Parallel Sudoku Solver in Erlang :o)
It's an intriguing little program, written in Erlang, to solve a certain class of puzzles (Smirk might find this interesting).
But it does point out the problems of multiprocess coding:
There's a bug. I don't know what it is, but there is one - at least one non-certain cell is stuck at a fixed value.
It's not easy, even in seemingly simple programs.
I came across this little gem of a program (this version in C):
#include <stdio.h> #include <stdlib.h> #include <math.h> #define MAX 32768 int main(void) { double a; double b; double c; int i = 0; for (c = 2 ; c <= MAX ; c++) { for (b = 1 ; b < c ; b++) { a = sqrt(c * c - b * b); if (trunc(a) == a) i++; } } printf("%d\n",i); return(EXIT_SUCCESS); }
This counts the number of Pythagorean triples within the first 32,768 integers. An “easy” way to speed up this program is to spread the calculations across mutiple processors. Easy enough, just break the main loop across the number of processors. So a uniprocessor box will do all 32,768 iterations, while a dualprocessor box, each processor will do 16,384 iterations, etc.

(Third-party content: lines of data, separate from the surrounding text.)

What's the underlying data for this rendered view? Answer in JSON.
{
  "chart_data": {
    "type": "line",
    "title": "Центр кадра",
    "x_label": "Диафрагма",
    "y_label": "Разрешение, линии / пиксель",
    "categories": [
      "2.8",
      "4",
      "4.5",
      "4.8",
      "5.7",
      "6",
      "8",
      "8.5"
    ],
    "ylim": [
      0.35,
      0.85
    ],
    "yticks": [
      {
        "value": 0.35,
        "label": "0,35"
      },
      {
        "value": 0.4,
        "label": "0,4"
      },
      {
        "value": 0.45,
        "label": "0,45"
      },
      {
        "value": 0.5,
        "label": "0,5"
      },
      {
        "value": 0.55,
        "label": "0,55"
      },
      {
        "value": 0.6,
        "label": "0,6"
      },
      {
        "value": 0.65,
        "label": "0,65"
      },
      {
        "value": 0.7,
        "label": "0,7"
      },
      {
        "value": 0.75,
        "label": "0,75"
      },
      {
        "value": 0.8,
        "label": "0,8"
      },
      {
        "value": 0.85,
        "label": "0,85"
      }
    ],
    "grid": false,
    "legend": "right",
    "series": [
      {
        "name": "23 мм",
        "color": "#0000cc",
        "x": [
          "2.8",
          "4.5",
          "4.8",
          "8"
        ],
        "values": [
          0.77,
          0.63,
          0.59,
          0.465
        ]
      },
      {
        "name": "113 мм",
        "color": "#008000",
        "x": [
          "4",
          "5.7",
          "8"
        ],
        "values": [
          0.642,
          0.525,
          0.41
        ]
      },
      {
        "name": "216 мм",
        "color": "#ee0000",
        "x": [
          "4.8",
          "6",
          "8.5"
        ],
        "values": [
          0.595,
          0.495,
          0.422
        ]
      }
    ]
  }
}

The first attempt broke the calcuations like that—1–16,383 on one processor, 16,384–32768 on the second one. And much to my surprise, the runtime went from 28 seconds on a single processor run to just a mere 27 seconds across two processors.
Well then …
It took some thinking about what's actually going on to find out the way to properly portion out the work (which I'll leave as an exercise to the reader to figure out). And even then, the time on a quad-processor box went from 28 seconds running on a single processor to 12 seconds across all four (where upon the expected time would be 7 seconds across all four, and oddly enough, the total user time accumulated went from 28 seconds on a uniprocessor to 44 seconds across all four, which makes accounting sense, but it's still odd to see), so the speed up isn't quite linear.
Even on a problem that seems simple to partition there are still “gotcha's” along the way.